CAD The Only G10 Currency To Gain Against USD

 | Oct 22, 2014 05:29AM ET

ECB to move closer to QE: EUR/USD plunged during the European trading session Tuesday on a newswire report that the ECB may expand its stimulus program in December to include the purchase of corporate bonds. This would more than double the assets that the ECB could buy, as there are some EUR 1.5tn in high-quality corporate bonds outstanding, excluding those issued by financial institutions. This compares with some EUR 1tn in eligible asset-backed securities (ABS) and covered bonds. The addition of corporate bonds could allow ECB President Draghi to achieve his goal of returning the ECB’s balance sheet to its early-2012 level (approximately EUR 1tn more than it is now) while circumventing the legal objections to buying sovereign bonds. The news is thus significantly EUR-negative in that the ECB will be expanding the supply of euros just as the Fed is ending its QE program and embarking on a tightening cycle. The divergence in monetary policy is alive and well.

US existing home sales surged in September to their highest level in a year, indicating that the housing sector activity is getting back on track. The rise in the figure was in line with data last week showing an increase in housing starts and building permits for September. The robust data show that housing market has regained its strength after a stalled activity in the summer. US 10-year yields edged up marginally (2 bps) and Fed funds rate expectations were unchanged, but the stock market came roaring back and the S & P 500 was up 2%.

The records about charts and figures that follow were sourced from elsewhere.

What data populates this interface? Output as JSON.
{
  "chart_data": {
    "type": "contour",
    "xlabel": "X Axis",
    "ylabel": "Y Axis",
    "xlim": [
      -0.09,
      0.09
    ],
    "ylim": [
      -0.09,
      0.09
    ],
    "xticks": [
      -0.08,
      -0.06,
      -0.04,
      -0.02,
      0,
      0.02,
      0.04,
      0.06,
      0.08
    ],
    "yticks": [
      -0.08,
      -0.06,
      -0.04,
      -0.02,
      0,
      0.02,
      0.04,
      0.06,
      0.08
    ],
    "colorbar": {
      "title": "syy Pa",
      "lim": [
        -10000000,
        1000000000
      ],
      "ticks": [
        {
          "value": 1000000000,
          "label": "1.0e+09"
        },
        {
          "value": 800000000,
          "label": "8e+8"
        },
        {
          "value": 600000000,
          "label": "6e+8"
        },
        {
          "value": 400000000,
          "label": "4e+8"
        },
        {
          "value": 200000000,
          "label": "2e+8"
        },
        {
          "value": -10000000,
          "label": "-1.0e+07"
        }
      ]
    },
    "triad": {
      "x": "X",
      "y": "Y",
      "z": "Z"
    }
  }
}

The reports about the ECB, coupled with yet another strong US indicator, sent the dollar up against almost all its G10 counterparts. SEK was the weakest, perhaps looking forward to next week’s Riksbank meeting. If the ECB is loosening, it will be hard for the Riksbank even to maintain a neutral stance as the country is already in deflation. As the graph shows, historically when the Eurozone’s inflation rate has been higher than Sweden’s, normally the Eurozone’s policy rate has also been higher. That isn’t the case now, so Riksbank may have to cut further.